Равнодушные
Шрифт:
Несмотря на страстную и готовую на всякие жертвы любовь Антонины Сергеевны к дочерям, между ними и ею не было духовной близости. Мать совсем не знала внутреннего мира дочерей и, влюбленная в них, не замечала того, что легко бросалось в глаза посторонним. Неглупая, видевшая недостатки в чужих людях, она была совсем слепою и, казалось, наивною в оценке своих дочерей, и чем старше они становились, тем более хроническою становилась эта слепота безграничной веры.
Так Антонина Сергеевна и продолжала жить в каком-то сентиментальном мираже, в культе обожания, ласк,
И муж и дети сохраняли этот мираж, чтобы не причинить страданий женщине, которую считали безупречною и святою.
Обманывал ее более или менее умело муж.

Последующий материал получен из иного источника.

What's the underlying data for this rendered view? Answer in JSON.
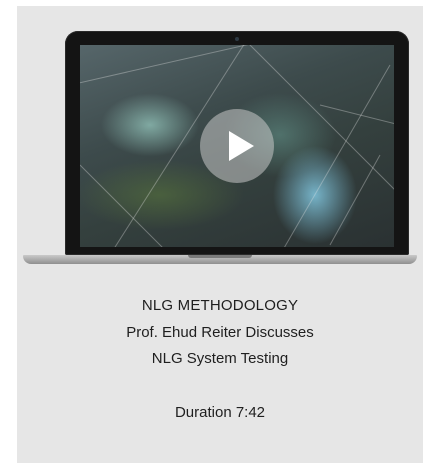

Скрывали от нее все, что могло огорчить ее, обе дочери. Инна, не обращавшая внимания, что про нее говорят, боялась недоверчивого взгляда матери и находила мучительное утешение в том, что мать, одна только мать, считает ее чистою и непорочною и не поверит ничему дурному, если бы до нее и дошли какие-нибудь слухи. Даже Тина, проповедовавшая в последнее время теорию приятных ощущений со смелостью самолюбивой барышни, желавшей удивить всех оригинальностью мнений и самостоятельностью поступков, непохожих па поступки других, — и та, несмотря на свою резкость и равнодушие к чужим мнениям, стеснялась высказывать свои взгляды при матери, чтобы не огорчить ее и не обнажить, так сказать, себя перед любимой, почитаемой и потому всегда обманываемой матерью.

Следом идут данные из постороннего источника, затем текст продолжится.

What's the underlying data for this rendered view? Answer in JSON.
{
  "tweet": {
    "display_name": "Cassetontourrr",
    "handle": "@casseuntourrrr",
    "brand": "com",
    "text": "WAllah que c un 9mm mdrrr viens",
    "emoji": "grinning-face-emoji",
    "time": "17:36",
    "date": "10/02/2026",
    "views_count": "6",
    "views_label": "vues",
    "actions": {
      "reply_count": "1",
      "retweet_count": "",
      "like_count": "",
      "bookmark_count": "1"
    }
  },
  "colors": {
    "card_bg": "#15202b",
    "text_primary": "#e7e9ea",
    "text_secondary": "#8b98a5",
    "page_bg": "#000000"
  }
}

— Как это все вышло? Из-за чего у вас дело дошло до разрыва? Было объяснение?.. Ведь он все-таки любит тебя, Инночка? Не правда ли?.. И очень любит? — спрашивала мать, любовно и грустно взглядывая на дочь и плотнее усаживаясь на диван, чтобы выслушать подробный рассказ дочери о том, как все это вышло.
Эти вопросы кольнули Инну Николаевну. О, как далека мать от понимания всего ужаса ее брачной жизни и ее душевного настроения. А ведь сама несчастлива с отцом!

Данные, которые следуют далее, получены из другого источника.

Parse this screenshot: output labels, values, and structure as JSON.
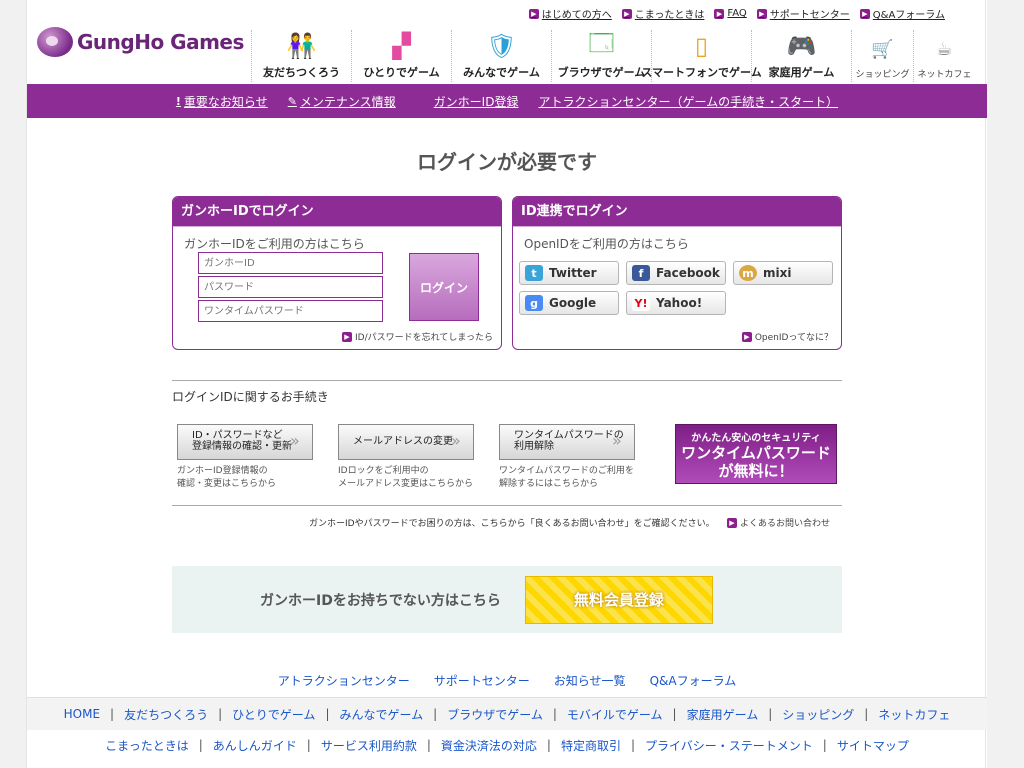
{
  "utility_nav": [
    "はじめての方へ",
    "こまったときは",
    "FAQ",
    "サポートセンター",
    "Q&Aフォーラム"
  ],
  "logo": "GungHo Games",
  "global_nav": [
    {
      "label": "友だちつくろう",
      "icon": "friends-icon"
    },
    {
      "label": "ひとりでゲーム",
      "icon": "blocks-icon"
    },
    {
      "label": "みんなでゲーム",
      "icon": "sword-shield-icon"
    },
    {
      "label": "ブラウザでゲーム",
      "icon": "browser-icon"
    },
    {
      "label": "スマートフォンでゲーム",
      "icon": "smartphone-icon"
    },
    {
      "label": "家庭用ゲーム",
      "icon": "gamepad-icon"
    },
    {
      "label": "ショッピング",
      "icon": "cart-icon"
    },
    {
      "label": "ネットカフェ",
      "icon": "coffee-icon"
    }
  ],
  "purple_bar": [
    "重要なお知らせ",
    "メンテナンス情報",
    "ガンホーID登録",
    "アトラクションセンター（ゲームの手続き・スタート）"
  ],
  "page_title": "ログインが必要です",
  "id_login": {
    "header": "ガンホーIDでログイン",
    "sub": "ガンホーIDをご利用の方はこちら",
    "id_placeholder": "ガンホーID",
    "password_placeholder": "パスワード",
    "onetime_placeholder": "ワンタイムパスワード",
    "login_button": "ログイン",
    "forgot_link": "ID/パスワードを忘れてしまったら"
  },
  "openid_login": {
    "header": "ID連携でログイン",
    "sub": "OpenIDをご利用の方はこちら",
    "services": [
      {
        "label": "Twitter",
        "color": "#3aa4d9",
        "glyph": "t"
      },
      {
        "label": "Facebook",
        "color": "#3b5998",
        "glyph": "f"
      },
      {
        "label": "mixi",
        "color": "#d9a845",
        "glyph": "m"
      },
      {
        "label": "Google",
        "color": "#4a8af4",
        "glyph": "g"
      },
      {
        "label": "Yahoo!",
        "color": "#e60012",
        "glyph": "Y!"
      }
    ],
    "what_link": "OpenIDってなに？"
  },
  "procedures": {
    "title": "ログインIDに関するお手続き",
    "items": [
      {
        "button": "ID・パスワードなど\n登録情報の確認・更新",
        "desc": "ガンホーID登録情報の\n確認・変更はこちらから"
      },
      {
        "button": "メールアドレスの変更",
        "desc": "IDロックをご利用中の\nメールアドレス変更はこちらから"
      },
      {
        "button": "ワンタイムパスワードの\n利用解除",
        "desc": "ワンタイムパスワードのご利用を\n解除するにはこちらから"
      }
    ],
    "promo_line1": "かんたん安心のセキュリティ",
    "promo_line2": "ワンタイムパスワード",
    "promo_line3": "が無料に！"
  },
  "help_text": "ガンホーIDやパスワードでお困りの方は、こちらから「良くあるお問い合わせ」をご確認ください。",
  "help_link": "よくあるお問い合わせ",
  "register": {
    "text": "ガンホーIDをお持ちでない方はこちら",
    "button": "無料会員登録"
  },
  "footer_links_1": [
    "アトラクションセンター",
    "サポートセンター",
    "お知らせ一覧",
    "Q&Aフォーラム"
  ],
  "footer_links_2": [
    "HOME",
    "友だちつくろう",
    "ひとりでゲーム",
    "みんなでゲーム",
    "ブラウザでゲーム",
    "モバイルでゲーム",
    "家庭用ゲーム",
    "ショッピング",
    "ネットカフェ"
  ],
  "footer_links_3": [
    "こまったときは",
    "あんしんガイド",
    "サービス利用約款",
    "資金決済法の対応",
    "特定商取引",
    "プライバシー・ステートメント",
    "サイトマップ"
  ]
}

— Я не любила его, мама… И вообще мы с ним не сходились… И вышло это просто, как видишь… Я приехала к вам и не вернусь более к нему… Положим, я во многом виновата перед ним, но…
— Что ты, что ты, Инночка! В чем ты могла быть виновата перед ним?.. Если немножко кокетничала, так что ж тут дурного? Он все-таки не имеет права ни в чем тебя упрекнуть… Ты была честной и верной женой… Точно я тебя не знаю.
«Если б мама знала!» — пронеслось в голове Инны Николаевны.
И она прижалась головой к матери, словно ребенок, ищущий защиты, и сказала:
— Не будем пока об этом говорить, мама… Я виновата уж тем, что была женой человека, которого не любила…
И мать и дочь несколько минут сидели молча.
Наконец Инна Николаевна спросила:
— А папа не будет недоволен, что я приехала?.. Мне все кажется, что я стесню вас…
— Как тебе не стыдно, Инночка!..
И Антонина Сергеевна стала говорить, как она рада, что Инночка и Леночка будут около нее и что, конечно, отец тоже будет рад. Он ведь так любит и ее и Тину. И, разумеется, никакого стеснения и быть не может. Напротив, в доме станет веселее от присутствия внучки.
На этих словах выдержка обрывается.